Richard Gilhooley, a spokesperson for Telus, said in an e-mail that “CRTC policies prohibit us from commenting on the negotiations, but we can confirm that they are ongoing.”
Mr. Péladeau made his comments as Quebecor reported $1.12-billion of revenue during its first quarter, up 2.5 per cent from a year ago when it had $1.09-billion in revenue.
Its profit for the three-month period ended March 31 was $113.5-million, down from $117.1-million as it faced restructuring costs, higher income tax costs and losses on financial instruments.
In April, Quebecor completed its acquisition of Shaw Communications Inc.’s Freedom Mobile, Canada’s fourth-largest wireless carrier, for $2.85-billion. Freedom was being divested as part of Rogers’ $20-billion takeover of Shaw.
Mr. Péladeau declined to provide specifics of the company’s plans for Freedom during Quebecor’s annual shareholder meeting and its first-quarter earnings call. However, he offered several hints, including that Quebecor intends to expand Freedom’s sales channels, which were predominantly focused on physical stores, and to invest $200-million a year in upgrades to Freedom’s network.

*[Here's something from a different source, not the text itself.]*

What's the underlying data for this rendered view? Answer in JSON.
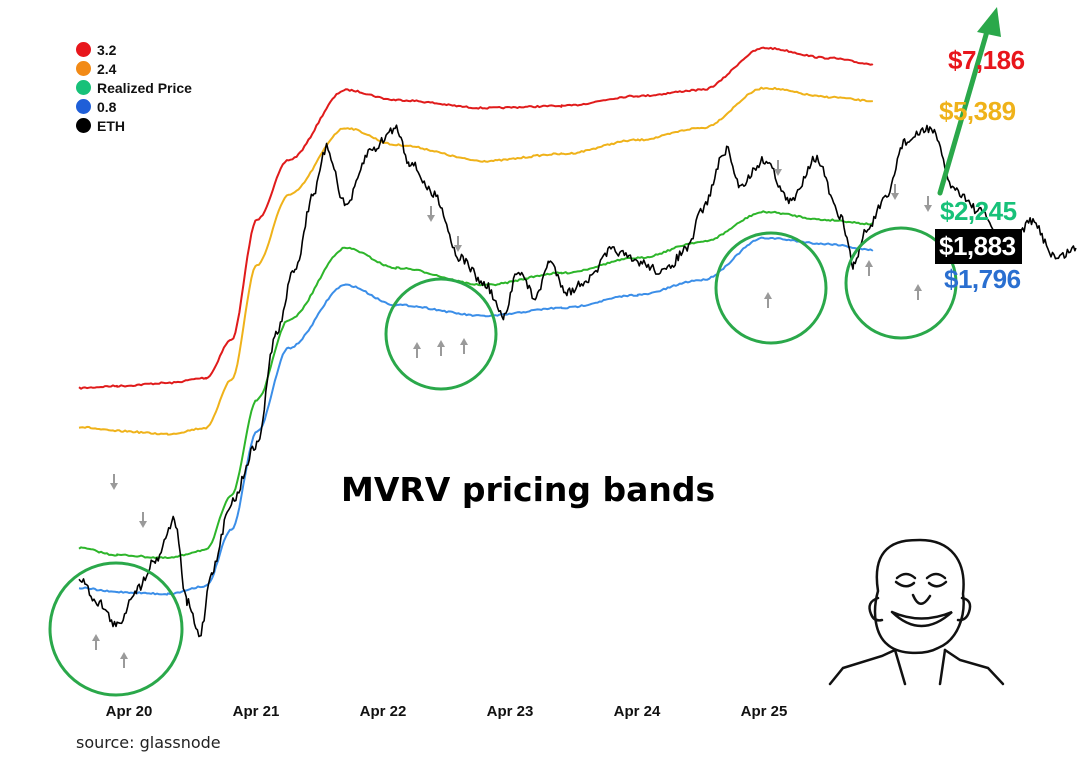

The company has promised Ottawa, through written undertakings that come with financial penalties, that it will roll out 5G wireless services quickly and that it will offer prices that are 20 per cent below those offered by the Big Three carriers – BCE, Telus and Rogers – last winter.
Cogeco Inc. is also working to negotiate agreements under the new wireless framework. Marie-Hélène Labrie, a spokesperson for the Montreal-based company, said that while the finalized rules are a positive step, the success of the framework hinges on the ability of smaller competitors such as Cogeco to negotiate reasonable rates.
“In that regard, we are pleased to see the CRTC state that executed MVNO [mobile virtual network operator] access agreements should be in place within 90 days of today’s decision, and that it will consider using ‘all the tools at its disposal’ should this timeframe not be met,” Ms. Labrie said in an e-mail.